A good Detroit style pizza is everything that Little Caesar’s wants to be but isn’t. These were definitely different than the Detroit style pies I had and Emmy Squared and Norma’s. Both of their crust had more of a fermented flavor. This was light and airy with what seemed like less oil. It was really good. Since we were there…we got a ‘nduja pie too.


Garlic, basil, freash mozzarella, fontal, red onion Berkshire ‘nduja, chili honey and parm.  Also really good. Little spice, little sweet, delicious crust. Had a great time talking dough, the pizza forum, pizza places with Jay. Also got to meet FlourCityMark who was there grabbing a Margherita. Pizza people are the greatest. Just before we headed out, Jay told us he had put in a Banana Pepper + Onion square pie for us (garlic, cheese blend, red onion, banana peppers with poblano cream sauce and parm post bake. This one had to be cut into 6 pieces instead of the usual 4 because I was just about done. 

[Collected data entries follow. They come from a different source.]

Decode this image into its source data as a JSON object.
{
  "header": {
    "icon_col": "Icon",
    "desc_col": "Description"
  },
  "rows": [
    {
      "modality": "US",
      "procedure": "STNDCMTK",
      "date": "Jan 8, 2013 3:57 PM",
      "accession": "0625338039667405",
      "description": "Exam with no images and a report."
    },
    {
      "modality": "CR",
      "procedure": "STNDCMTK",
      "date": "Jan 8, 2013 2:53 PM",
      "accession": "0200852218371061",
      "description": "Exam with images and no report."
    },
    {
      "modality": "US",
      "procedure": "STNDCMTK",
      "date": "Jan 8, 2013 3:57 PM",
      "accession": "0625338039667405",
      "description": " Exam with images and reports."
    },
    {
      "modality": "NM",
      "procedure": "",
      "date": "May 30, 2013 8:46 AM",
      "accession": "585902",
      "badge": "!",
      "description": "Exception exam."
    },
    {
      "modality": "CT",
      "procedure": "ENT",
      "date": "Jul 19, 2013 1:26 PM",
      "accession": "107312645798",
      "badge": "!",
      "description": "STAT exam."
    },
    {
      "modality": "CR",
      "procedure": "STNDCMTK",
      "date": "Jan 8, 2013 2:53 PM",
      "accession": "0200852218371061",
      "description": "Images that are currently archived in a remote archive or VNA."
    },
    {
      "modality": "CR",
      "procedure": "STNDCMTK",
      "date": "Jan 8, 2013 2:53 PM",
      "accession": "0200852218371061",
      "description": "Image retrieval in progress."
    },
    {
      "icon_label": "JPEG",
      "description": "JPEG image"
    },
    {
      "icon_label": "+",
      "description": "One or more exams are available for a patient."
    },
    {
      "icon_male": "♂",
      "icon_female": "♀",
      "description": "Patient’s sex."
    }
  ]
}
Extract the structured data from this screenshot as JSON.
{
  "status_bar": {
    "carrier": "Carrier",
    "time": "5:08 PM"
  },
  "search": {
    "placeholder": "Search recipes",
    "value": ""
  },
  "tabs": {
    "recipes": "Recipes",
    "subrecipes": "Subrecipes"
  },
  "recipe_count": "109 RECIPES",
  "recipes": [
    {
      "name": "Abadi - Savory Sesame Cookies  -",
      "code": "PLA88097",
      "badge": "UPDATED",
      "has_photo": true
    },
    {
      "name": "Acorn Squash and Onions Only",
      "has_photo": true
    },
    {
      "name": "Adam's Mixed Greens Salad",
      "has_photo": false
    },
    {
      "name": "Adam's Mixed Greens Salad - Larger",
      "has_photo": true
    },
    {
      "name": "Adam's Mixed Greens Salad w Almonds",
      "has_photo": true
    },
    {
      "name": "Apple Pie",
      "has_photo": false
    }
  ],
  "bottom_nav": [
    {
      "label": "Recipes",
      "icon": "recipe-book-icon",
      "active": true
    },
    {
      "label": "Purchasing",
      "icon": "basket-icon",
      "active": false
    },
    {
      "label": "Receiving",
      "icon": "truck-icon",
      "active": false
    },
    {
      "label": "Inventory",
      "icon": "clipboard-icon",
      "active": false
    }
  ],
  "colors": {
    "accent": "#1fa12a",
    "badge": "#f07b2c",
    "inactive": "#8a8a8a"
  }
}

Another good pie. If I had to pick the best, I’d go with the Margherita. When I venture into Neapolitan style, someday fairly soon it will happen, I hope I can eventually make one as good as this.

Well, Thursday came and it was time to head back. Leftover cold banana pepper pizza for breakfast. Ate a little chocolate during the ride back from Buffalo. And now that I have returned to Albany, it is time to go back to non idiot style eating. I promise nothing, especially since I am making some dough myself tomorrow morning.